Ce complot a toutefois été déjoué par trois corps policiers (GRC, SQ et SPVM) qui menaient alors une vaste enquête sur un réseau de faussaires soupçonnés notamment d'utiliser des garderies comme couverture à leurs activités criminelles.

M. Gavrila l'ignorait, mais son présumé complice chargé de fabriquer la fausse carte du Barreau avait été placé sur écoute électronique, si bien que les policiers ont interceptés leurs conversations. Ce présumé complice, Khaled Bentoutaou, a plaidé non coupable et son enquête préliminaire se tient en ce moment.

Le 21 octobre 2009, les autorités carcérales, prévenues par les policiers, attendaient donc la fausse avocate de pied ferme. Andrée-Anne Pelletier a été arrêtée ce jour-là et est en attente de son procès.

Quant à Gavrila, 37 ans, il a reconnu sa culpabilité, hier, au palais de justice de Montréal, à un chef d'accusation de complot dans le but de fabriquer de faux documents et d'utiliser ces documents contrefaits.

La poursuite s'est entendue avec la défense, représentée par Me Cristina Nedelcu, pour suggérer une peine d'un an d'emprisonnement à purger à ce jour (quatre ans auxquels ils ont soustrait trois ans de détention préventive). La juge Ouimet a entériné cette suggestion, non sans spécifier, que cela lui semblait «clément» dans les circonstances.

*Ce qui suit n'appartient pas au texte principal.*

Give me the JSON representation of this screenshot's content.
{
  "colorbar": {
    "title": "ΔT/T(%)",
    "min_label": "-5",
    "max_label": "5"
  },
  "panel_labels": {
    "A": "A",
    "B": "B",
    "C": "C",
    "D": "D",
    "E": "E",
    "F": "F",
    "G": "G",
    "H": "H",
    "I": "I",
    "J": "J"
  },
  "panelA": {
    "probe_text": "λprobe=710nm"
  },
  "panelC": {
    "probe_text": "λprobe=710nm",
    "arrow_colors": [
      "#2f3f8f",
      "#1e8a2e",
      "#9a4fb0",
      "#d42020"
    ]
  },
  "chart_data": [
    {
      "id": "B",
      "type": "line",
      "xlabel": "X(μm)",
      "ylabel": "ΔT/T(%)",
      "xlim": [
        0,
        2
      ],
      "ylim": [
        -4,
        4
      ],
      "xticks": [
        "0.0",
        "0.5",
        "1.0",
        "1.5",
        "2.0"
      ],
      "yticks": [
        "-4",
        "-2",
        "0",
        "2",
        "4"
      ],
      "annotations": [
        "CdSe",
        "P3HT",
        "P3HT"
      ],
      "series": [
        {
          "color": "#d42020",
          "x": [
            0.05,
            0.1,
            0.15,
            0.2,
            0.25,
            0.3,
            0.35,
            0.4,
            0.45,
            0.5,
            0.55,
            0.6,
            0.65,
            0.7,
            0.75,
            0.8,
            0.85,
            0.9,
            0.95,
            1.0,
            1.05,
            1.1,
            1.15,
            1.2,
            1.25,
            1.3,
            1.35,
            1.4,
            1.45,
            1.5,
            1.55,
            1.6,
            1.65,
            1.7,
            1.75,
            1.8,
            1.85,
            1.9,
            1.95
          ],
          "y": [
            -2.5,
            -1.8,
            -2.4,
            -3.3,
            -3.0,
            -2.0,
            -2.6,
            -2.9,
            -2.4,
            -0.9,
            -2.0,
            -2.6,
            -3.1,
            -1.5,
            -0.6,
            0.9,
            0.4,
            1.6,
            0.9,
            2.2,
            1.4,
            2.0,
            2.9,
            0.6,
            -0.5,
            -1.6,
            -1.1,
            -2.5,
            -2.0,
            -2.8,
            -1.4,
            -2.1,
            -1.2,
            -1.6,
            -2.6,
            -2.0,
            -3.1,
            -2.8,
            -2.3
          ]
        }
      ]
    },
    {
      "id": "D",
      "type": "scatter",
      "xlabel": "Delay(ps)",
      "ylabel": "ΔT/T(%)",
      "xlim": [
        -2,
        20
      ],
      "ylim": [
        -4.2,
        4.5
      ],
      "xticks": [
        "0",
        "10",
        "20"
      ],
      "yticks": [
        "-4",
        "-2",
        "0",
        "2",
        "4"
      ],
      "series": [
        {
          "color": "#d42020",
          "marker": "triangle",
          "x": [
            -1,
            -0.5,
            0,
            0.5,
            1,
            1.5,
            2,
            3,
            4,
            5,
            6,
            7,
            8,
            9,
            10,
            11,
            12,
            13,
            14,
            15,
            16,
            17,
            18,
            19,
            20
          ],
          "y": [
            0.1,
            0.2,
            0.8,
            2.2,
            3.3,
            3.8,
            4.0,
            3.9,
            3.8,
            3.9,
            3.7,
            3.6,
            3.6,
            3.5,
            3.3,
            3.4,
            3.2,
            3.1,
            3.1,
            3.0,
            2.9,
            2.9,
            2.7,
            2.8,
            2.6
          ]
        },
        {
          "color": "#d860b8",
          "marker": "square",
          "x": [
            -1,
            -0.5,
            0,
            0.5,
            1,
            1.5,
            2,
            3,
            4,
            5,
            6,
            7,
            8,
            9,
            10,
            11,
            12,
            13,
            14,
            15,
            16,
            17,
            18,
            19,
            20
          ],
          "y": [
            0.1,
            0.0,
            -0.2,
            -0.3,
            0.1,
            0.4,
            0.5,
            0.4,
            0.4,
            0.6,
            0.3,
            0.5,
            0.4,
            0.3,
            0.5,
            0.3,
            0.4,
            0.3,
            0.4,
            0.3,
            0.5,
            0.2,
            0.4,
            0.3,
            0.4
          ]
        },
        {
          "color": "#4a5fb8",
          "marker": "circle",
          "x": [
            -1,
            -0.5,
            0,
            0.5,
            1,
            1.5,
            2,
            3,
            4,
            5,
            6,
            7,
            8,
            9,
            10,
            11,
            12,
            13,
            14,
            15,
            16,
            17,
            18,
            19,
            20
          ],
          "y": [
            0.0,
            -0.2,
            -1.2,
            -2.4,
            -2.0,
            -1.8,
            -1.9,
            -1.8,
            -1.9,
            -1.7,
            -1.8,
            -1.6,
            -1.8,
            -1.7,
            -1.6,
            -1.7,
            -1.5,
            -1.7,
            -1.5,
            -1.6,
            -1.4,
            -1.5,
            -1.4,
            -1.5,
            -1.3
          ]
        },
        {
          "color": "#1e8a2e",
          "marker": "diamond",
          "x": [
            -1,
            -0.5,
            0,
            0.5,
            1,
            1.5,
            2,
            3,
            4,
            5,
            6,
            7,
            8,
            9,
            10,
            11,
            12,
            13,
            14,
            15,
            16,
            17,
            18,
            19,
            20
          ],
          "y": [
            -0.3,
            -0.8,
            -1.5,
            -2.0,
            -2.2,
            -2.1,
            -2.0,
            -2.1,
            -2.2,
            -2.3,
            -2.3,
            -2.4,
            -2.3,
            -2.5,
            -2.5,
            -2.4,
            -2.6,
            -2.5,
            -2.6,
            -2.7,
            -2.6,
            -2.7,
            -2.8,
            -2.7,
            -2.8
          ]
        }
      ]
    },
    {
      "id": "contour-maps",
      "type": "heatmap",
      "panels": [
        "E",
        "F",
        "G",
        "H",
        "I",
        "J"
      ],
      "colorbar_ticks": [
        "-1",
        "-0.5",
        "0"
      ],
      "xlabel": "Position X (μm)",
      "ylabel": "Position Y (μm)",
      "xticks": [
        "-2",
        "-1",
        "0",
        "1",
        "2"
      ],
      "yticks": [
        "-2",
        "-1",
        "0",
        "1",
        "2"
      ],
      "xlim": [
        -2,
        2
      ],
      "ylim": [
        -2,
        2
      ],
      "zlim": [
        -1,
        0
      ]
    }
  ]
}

«Généralement, on impose des peines moins sévères pour la fabrication de faux documents que pour des crimes violents ou des crimes liés aux stupéfiants, a expliqué la juge. C'est vraiment ici le fait qu'on ait usurpé l'identité d'un avocat et mis en péril un privilège qui rend la cause beaucoup plus sérieuse.»

Réfugié gitan

Tiberiu Gavrila est un réfugié gitan de Roumanie qui ne possède pas le statut de résident permanent au Canada. Il a été arrêté dans le cadre de cette affaire à Montréal en 2009, alors que la Cour suprême du Canada s'apprêtait à rendre sa décision dans sa cause d'immigration.

Cet homme de 37 ans a des antécédents de fraude au Canada et en Roumanie. Il est entré au pays en 2004 alléguant qu'il avait été persécuté en Roumanie en raison de ses origines et de ses activités au sein d'une association de défense des Roms. Il a obtenu le statut de réfugié, puis les autorités roumaines ont réclamé son extradition pour qu'il purge une peine de prison relativement à une condamnation pour fabrication de faux visas commise là-bas.

M. Gavrila a contesté son extradition jusqu'en Cour suprême, qui a renvoyé l'affaire au ministre fédéral de la Justice pour qu'il examine à nouveau le dossier.